Выходит, я целиком завишу от наблюдения? И да, и нет. Все дело в том, какой смысл вкладывается в слово «наблюдение». В обычном понимании это нечто длительное, пристальное и как действие вялое, а меня окружающее расстреливает с ходу. Я органически неспособен к длительному разглядыванию, к тому, что принято называть «изучением жизни». Для меня это означало бы утрату творческого запала. Мне нужно столкнуться с материалом и тут же обрести свободу от него. Тогда откроется простор мечте. Из столкновения с материалом жизни я выносил точные образы лиц, явлений, предметов, а мечта позволяла играть с ними как мне заблагорассудится. Я совершал много промахов из-за того, что не проникал в глубь вещей, но я выигрывал и главное для себя — возможность наделять их художественной жизнью. В тех редких случаях, когда я начинал добираться до самой сути не воображением, а изучением, я терял способность творить. Короче говоря, я фиксировал окружающее как художник и как робот, но строил произведение со свободой мечтателя. А сейчас мне не из чего было строить, механизм художника — робота — отказал.

Так что же произошло со мной? Слова, слова, где вы? Без вас все виденное и пережитое тут же умирает. Теперь я, как никогда, убежден, что вы не слова, вы суть…

В смятении и усталости я поднялся из-за стола и подошел к окну. Будто впечатанные в оконную раму, открылись дворики, крыши, абрикосовые деревья, холмы, цементный завод. И тут я увидел старуху с мешком на спине. Она приблизилась к забору, перебросила мешок на ту сторону и по-давешнему форсировала преграду. Мне стало не по себе — буквальное повторение раз наблюденного вызвало дурноту. А затем я все понял. Город нарочно прислал эту старуху. Он, как добрый учитель, повторил по складам строчку диктанта, пропущенную нерадивым учеником. Но усилия его пропали впустую…

— Пойдемте к Пушкину! — сказала, появляясь в дверях, моя партнерша.

Боже мой, совсем из головы вон! А ведь я еще в Москве мечтал посетить маленький домик на краю Кишинева, где Пушкин прожил несколько месяцев своей бессарабской ссылки.

И мы побрели сквозь воскресный, ликующий, нарядный, солнечный город по главной улице в сторону парка. Там мы начали спрашивать, как пройти к Пушкину. С чудесной, гостеприимной улыбкой — флаг Кишинева — прохожие объясняли певуче: все вниз и вниз, а за церковью направо, а там налево и еще направо, и будет рынок, а там рукой подать…

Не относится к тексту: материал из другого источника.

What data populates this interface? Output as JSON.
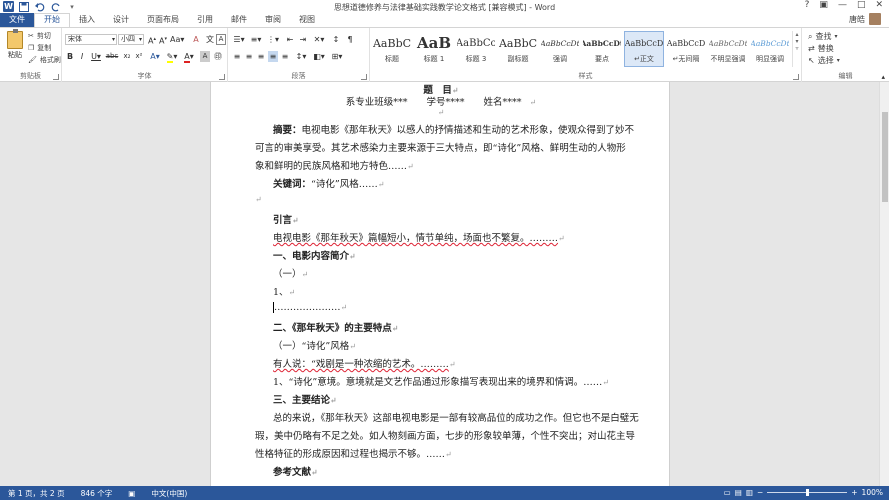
{
  "app": {
    "title": "思想道德修养与法律基础实践教学论文格式 [兼容模式] - Word",
    "user_name": "唐皓"
  },
  "tabs": [
    {
      "label": "文件"
    },
    {
      "label": "开始"
    },
    {
      "label": "插入"
    },
    {
      "label": "设计"
    },
    {
      "label": "页面布局"
    },
    {
      "label": "引用"
    },
    {
      "label": "邮件"
    },
    {
      "label": "审阅"
    },
    {
      "label": "视图"
    }
  ],
  "ribbon": {
    "clipboard": {
      "paste": "粘贴",
      "cut": "剪切",
      "copy": "复制",
      "format_painter": "格式刷",
      "label": "剪贴板"
    },
    "font": {
      "font_name": "宋体",
      "font_size": "小四",
      "label": "字体"
    },
    "paragraph": {
      "label": "段落"
    },
    "styles": {
      "label": "样式",
      "items": [
        {
          "sample": "AaBbC",
          "name": "标题"
        },
        {
          "sample": "AaB",
          "name": "标题 1"
        },
        {
          "sample": "AaBbCc",
          "name": "标题 3"
        },
        {
          "sample": "AaBbC",
          "name": "副标题"
        },
        {
          "sample": "AaBbCcDt",
          "name": "强调"
        },
        {
          "sample": "AaBbCcDt",
          "name": "要点"
        },
        {
          "sample": "AaBbCcD",
          "name": "↵正文"
        },
        {
          "sample": "AaBbCcD",
          "name": "↵无间隔"
        },
        {
          "sample": "AaBbCcDt",
          "name": "不明显强调"
        },
        {
          "sample": "AaBbCcDt",
          "name": "明显强调"
        }
      ]
    },
    "editing": {
      "find": "查找",
      "replace": "替换",
      "select": "选择",
      "label": "编辑"
    }
  },
  "document": {
    "lines": [
      {
        "text": "题　目",
        "style": "title"
      },
      {
        "text": "系专业班级***　　学号****　　姓名****",
        "style": "subtitle"
      },
      {
        "text": "",
        "style": "blank"
      },
      {
        "label": "摘要：",
        "text": "电视电影《那年秋天》以感人的抒情描述和生动的艺术形象，使观众得到了妙不",
        "style": "body-indent"
      },
      {
        "text": "可言的审美享受。其艺术感染力主要来源于三大特点，即“诗化”风格、鲜明生动的人物形",
        "style": "body"
      },
      {
        "text": "象和鲜明的民族风格和地方特色……",
        "style": "body"
      },
      {
        "label": "关键词：",
        "text": "“诗化”风格……",
        "style": "body-indent"
      },
      {
        "text": "",
        "style": "blank"
      },
      {
        "text": "引言",
        "style": "heading"
      },
      {
        "text": "电视电影《那年秋天》篇幅短小，情节单纯，场面也不繁复。………",
        "style": "body-indent"
      },
      {
        "text": "一、电影内容简介",
        "style": "heading"
      },
      {
        "text": "（一）",
        "style": "body-indent"
      },
      {
        "text": "1、",
        "style": "body-indent"
      },
      {
        "text": "…………………",
        "style": "body-indent"
      },
      {
        "text": "二、《那年秋天》的主要特点",
        "style": "heading"
      },
      {
        "text": "（一）“诗化”风格",
        "style": "body-indent"
      },
      {
        "text": "有人说：“戏剧是一种浓缩的艺术。………",
        "style": "body-indent"
      },
      {
        "text": "1、“诗化”意境。意境就是文艺作品通过形象描写表现出来的境界和情调。……",
        "style": "body-indent"
      },
      {
        "text": "三、主要结论",
        "style": "heading"
      },
      {
        "text": "总的来说，《那年秋天》这部电视电影是一部有较高品位的成功之作。但它也不是白璧无",
        "style": "body-indent"
      },
      {
        "text": "瑕，美中仍略有不足之处。如人物刻画方面，七步的形象较单薄，个性不突出；对山花主导",
        "style": "body"
      },
      {
        "text": "性格特征的形成原因和过程也揭示不够。……",
        "style": "body"
      },
      {
        "text": "参考文献",
        "style": "heading"
      }
    ]
  },
  "statusbar": {
    "page": "第 1 页，共 2 页",
    "words": "846 个字",
    "language": "中文(中国)",
    "zoom": "100%"
  }
}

И мы шли уторопленным, опадающим шагом под горку, сворачивали направо за церковь и тут же налево, и все ниже, приземистее становились дома, все старше деревья, асфальт сменился булыжником, вскоре меж лобастых камней зазеленела травка, зажелтели одуванчики; на плитняке и пыльных закрайках тротуаров возились босоногие дети. Каменные, покосившиеся, вросшие в землю дома со старинными медными ручками входных дверей, с воронками дождевых труб под карнизом незаметно сменились белыми сельскими мазанками с белыми глухими заборами, и по солнечно-меловой белизне повлеклись в сторону рынка легкие, бесплотные, как видения, цыганки, вовсе не яркие, не пестрые, а дымчато-голубые, что усугубляло их призрачность, и смуглые костлявые девочки-подростки подражали ведьминской повадке взрослых женщин — сторожкому шагу то ли беглянок, то ли лазутчиц, рыщущему огляду зорких глаз.

Неожиданно мы оказались у цели. Будто из милости к нам низенькая, ничем не примечательная хата согласилась принять на себя бремя исторической значимости. Сколько ни ломай голову, никак не уразумеешь, почему этот, а не любой другой соседний дом избрал Пушкин. Может, здесь двор как-то по-особому повернут к мирозданию или звездам сподручнее заглядывать в маленькие окошечки хатки. Трудно поверить, что поступком гения может руководить простой случай или мелкий бытовой расчет.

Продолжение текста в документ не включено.